Women and children among Syrian refugees striking at the platform of Budapest Keleti railway station. Refugee crisis. Budapest, Hungary, Central Europe, 4 September 2015. Courtsey of Wikipedia Commons user Mstyslav Chernov.
Having experienced one of the darkest manifestations of the Holocaust, and continuing to experience systemic and social anti-Semitism on a regular basis, communities within Jewish Budapest recognize that to fight for Jewish rights is to fight for minority rights and to fight for threatened and marginalized communities of people worldwide. Beyond just Jewish Budapest, Hungarian activists prioritize defending people and communities that are most at risk, including Hungarian Jews, Hungarian Roma, and individuals coming into Hungary in search of safety.

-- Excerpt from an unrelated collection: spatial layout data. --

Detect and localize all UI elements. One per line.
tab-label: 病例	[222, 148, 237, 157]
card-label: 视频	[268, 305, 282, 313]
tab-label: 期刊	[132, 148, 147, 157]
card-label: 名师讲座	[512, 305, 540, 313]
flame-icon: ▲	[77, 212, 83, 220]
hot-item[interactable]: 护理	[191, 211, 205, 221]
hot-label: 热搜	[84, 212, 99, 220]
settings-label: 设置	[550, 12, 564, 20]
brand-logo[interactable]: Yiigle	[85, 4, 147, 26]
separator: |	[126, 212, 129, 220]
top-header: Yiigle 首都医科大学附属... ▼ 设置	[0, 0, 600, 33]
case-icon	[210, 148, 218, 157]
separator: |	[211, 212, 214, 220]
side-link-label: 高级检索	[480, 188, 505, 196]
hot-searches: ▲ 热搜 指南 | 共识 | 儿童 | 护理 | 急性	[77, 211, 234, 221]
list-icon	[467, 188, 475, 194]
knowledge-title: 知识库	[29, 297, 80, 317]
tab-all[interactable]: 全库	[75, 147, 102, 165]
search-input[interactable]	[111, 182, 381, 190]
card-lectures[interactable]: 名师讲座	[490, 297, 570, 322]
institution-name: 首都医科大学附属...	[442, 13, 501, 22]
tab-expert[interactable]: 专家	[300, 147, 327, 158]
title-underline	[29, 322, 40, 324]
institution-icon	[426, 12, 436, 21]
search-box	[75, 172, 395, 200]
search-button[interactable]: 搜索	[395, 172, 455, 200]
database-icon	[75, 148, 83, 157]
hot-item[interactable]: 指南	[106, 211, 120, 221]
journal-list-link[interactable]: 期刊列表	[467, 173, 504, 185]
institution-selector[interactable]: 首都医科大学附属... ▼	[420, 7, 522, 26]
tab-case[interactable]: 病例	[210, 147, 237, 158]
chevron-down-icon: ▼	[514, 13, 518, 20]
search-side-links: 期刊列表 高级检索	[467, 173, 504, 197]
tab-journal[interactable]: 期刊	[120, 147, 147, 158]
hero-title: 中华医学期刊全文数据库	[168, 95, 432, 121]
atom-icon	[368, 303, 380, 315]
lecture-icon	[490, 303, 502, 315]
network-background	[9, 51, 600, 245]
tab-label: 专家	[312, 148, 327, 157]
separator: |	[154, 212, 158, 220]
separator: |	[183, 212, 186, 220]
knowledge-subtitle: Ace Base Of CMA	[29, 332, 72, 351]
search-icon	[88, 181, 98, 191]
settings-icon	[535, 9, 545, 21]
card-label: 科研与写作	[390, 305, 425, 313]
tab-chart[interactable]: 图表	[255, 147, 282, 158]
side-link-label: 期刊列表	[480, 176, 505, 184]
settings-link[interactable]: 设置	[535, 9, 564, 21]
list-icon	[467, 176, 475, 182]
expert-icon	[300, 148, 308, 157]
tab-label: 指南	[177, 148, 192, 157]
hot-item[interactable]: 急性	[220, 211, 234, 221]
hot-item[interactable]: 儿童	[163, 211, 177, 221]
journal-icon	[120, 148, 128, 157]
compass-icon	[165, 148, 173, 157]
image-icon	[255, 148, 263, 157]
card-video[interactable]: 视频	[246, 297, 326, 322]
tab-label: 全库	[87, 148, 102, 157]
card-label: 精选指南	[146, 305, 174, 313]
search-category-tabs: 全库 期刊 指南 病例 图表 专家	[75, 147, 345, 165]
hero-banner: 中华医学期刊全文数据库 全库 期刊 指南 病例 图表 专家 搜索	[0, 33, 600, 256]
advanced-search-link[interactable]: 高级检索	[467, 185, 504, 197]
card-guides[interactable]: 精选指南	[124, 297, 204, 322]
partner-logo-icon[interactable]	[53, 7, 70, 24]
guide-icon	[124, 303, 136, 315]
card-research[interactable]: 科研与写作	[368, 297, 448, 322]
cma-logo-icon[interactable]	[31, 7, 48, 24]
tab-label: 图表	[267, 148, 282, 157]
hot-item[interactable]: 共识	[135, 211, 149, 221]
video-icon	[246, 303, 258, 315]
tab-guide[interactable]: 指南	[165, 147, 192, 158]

Accordingly, Jewish Budapest, including but not limited to my interviewees in Somehow I Am Different, expressed frustration with their government’s stubborn and violent treatment of Syrian refugees. Those I interviewed were at the forefront of protests, holding signs, “#Refugees are welcome here.” In their respective community organizations, they dedicated candle lightings and action-oriented discussions to Syrian refugees. Regarding the attacks in Paris, Hungarian Jewish activists maintain that the integrity of a person is not based on their race or ethnicity. Rather, humans at the most basic level are deserving of a safe space to call home.
What is the most important thing that you’d like readers to get out of your book?
On the most literal level, I hope that readers better understand Jewish Budapest and all of the magic it offers the world, despite the darkness threatening its silence.
On a deeper level, I hope that Somehow I Am Different teaches readers that our preconceptions are often flawed. I hope that readers will opt to see the strength in their neighbors, whether close or far. Most of all, if a person or group is struggling, I hope Somehow I Am Different helps readers to offer advocacy, empowerment or assistance in whatever way possible.
What’s your favorite place in Hungary?
One of my favorite places is Teleki Tér Shtiebel, which is an apartment-style prayer hall in the Eighth District run by a small circle of individuals, two brothers of whom are included in Somehow I Am Different. Every Saturday, I attended Shabbat services and lunch at this shtiebel. Coming from an entirely different country, environment, and circle of friends, Teleki provided me a sense of home during a period where almost everything else was groundless.
What is your next book topic?
Right now, in conjunction with completing my second and final year as a Masters in Social Work student at New York University, I am conducting interviews that may contribute to one of three-to-five ideas for book number two.